The management of the MS Center Amsterdam will change as of April, 2021

In addition to general director professor Bernard Uitdehaag, professor Elga de Vries will join the newly established executive board as scientific director. Besides the two directors senior researchers from seven different departments where MS research is performed will form the general board of the MS Center Amsterdam.


Managing board

Professor Bernard Uitdehaag, neurologist and chair of the department of Neurology at Amsterdam UMC, has been director of MS Center Amsterdam since 2013. From April 1, he will be joined for the daily management by professor Elga de Vries. She has been at Amsterdam UMC since 2000 as a neuro-immunological researcher in the department of Molecular Cell Biology and Immunology. Her research group Neuro-immunology focuses on unraveling disease mechanisms of MS at a cellular level in order to find new targets for treatments.


General Board

The general board consists of eight senior researchers from seven departments within Amsterdam UMC. Their task is to jointly provide the vision and mission of the MS Center Amsterdam and a draw a strategy to achieve set goals.


Members general board

·         prof. dr. Jeroen Geurts, Anatomy and Neuroscience

·         prof. dr. Vincent de Groot, Rehabilitation medicine

·         prof. dr. Joep Killestein, Neurology

·         prof. dr. Charlotte Teunissen, Clinical chemistry

·         prof. dr. Bernard Uitdehaag, Neurology

·         prof. dr. Paul van der Valk, Pathology

·         dr. ir. Hugo Vrenken, Radiology and nuclear medicine

·         prof. dr. Elga de Vries, Molecular Cell Biology and Immunology


MS Center Amsterdam Office

The managing and general board will be supported by the MS Center Amsterdam Office.

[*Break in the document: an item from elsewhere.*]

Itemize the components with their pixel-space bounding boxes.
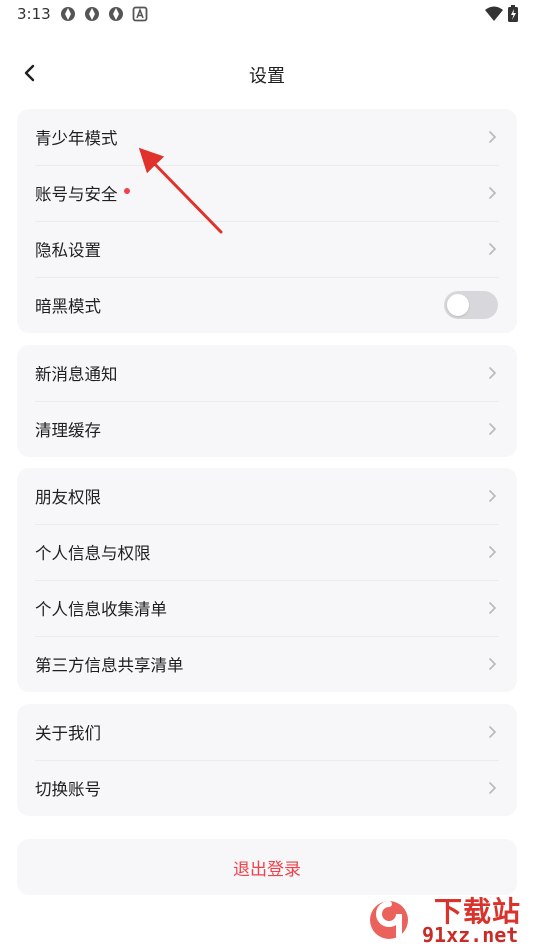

·         dr. Annette van der Goes

·         Karin Husken


Ernesto Rodriguez Camejo – publication in Nature Communications: Sialic acids in pancreatic cancer cells drive tumour-associated macrophage differentiation via the Siglec receptors Siglec-7 and Siglec-9

Pancreatic ductal adenocarcinoma (PDAC) remains one of the most severe cancer types with a

5-year survival of 9% . The PDAC TME is characterized by dense fibrotic stroma
and suppressive immune cells that repress anti-tumor immune responses and
contribute to cancer progression. In this paper, Rodriguez et al showed that
pancreatic tumor cells present an increased expression of a particular glycan
structure, sialic acid, capable to shape immune responses by inducing
tolerogenic programs in myeloid cells. This work highlights a critical role for
sialylated glycans in controlling immune suppression and provides new potential
targets for cancer immunotherapy in PDAC.